After all these haunting, Samsara returned to our view the female dancers wearing complexly ornate and I assume, delicately made clothes. They then did their dance, or ritual, again showing synchronicity and harmony without an apparent effort. This scene made me feel awfully shameful of myself and my culture and the dominant culture of most people. We always mourn the consumerist culture and all its individualist, alienating, profiteering adjuncts and when we see something like this dance, this magnanimous display of sheer collective harmony harnessed in a tradition protected and developed over generations, the sickening feeling of being mired in the present, dominant culture only gets more puncturing.

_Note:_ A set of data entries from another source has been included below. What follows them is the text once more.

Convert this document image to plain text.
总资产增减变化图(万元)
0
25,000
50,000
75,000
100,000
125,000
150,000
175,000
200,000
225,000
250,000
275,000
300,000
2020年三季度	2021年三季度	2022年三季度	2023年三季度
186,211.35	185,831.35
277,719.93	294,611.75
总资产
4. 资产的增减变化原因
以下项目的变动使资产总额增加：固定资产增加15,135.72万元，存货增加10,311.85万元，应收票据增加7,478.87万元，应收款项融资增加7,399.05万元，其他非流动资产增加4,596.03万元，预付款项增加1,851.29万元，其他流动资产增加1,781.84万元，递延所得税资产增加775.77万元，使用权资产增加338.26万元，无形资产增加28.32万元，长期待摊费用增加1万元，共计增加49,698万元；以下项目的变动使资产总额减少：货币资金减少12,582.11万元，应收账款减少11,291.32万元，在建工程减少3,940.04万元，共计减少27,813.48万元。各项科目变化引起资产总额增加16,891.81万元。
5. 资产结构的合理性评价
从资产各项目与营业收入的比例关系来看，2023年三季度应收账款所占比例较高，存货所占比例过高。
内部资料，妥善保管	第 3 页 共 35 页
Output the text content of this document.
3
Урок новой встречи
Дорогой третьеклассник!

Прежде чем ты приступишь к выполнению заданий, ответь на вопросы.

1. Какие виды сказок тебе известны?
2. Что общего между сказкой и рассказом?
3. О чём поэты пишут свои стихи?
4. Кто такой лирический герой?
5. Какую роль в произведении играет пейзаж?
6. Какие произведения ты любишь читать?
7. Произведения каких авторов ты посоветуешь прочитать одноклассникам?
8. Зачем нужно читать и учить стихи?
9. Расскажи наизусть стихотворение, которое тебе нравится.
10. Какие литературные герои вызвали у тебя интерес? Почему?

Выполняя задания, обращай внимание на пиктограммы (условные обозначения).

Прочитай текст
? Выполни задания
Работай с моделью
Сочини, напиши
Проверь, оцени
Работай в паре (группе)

The film ended with a tracking shot of a desert which I assume to be somewhere in Asia too and I try to refrain myself from reading this as the filmmakers’ discreet call for a return to nature, a supposedly more pristine, less corrupted nature.

Finale

Aside from being a passé one, it misses the entire complexity of existing social and economic conditions that underline everything the film showed. Indeed, images can barely speak, they can barely ramble an exposition; they can only show themselves. This is what I see as one of the major backlogs of the kind of film envisioned and already actualized by The Man with a Movie Camera and Samsara. Images, after all human intervention in the process of selection, editing and all that, when they are flashed in the screen, must not signal the end of the enterprise. These images must speak more explicitly. This is where narrative obviously helps. This is where actual characters, with their implied active human consciousnesses can help a lot. It is through these characters that the audience can be illuminated more and the situations depicted in the film shown to be alterable. This is the biggest loss in Samsara, after all its magnificent, wide array of shots and their various, significant implications, a loss that concerns what I believe should be the primary aims of cinema: an exposition of relevant social truths and the human agency that must continually come before and after these truths.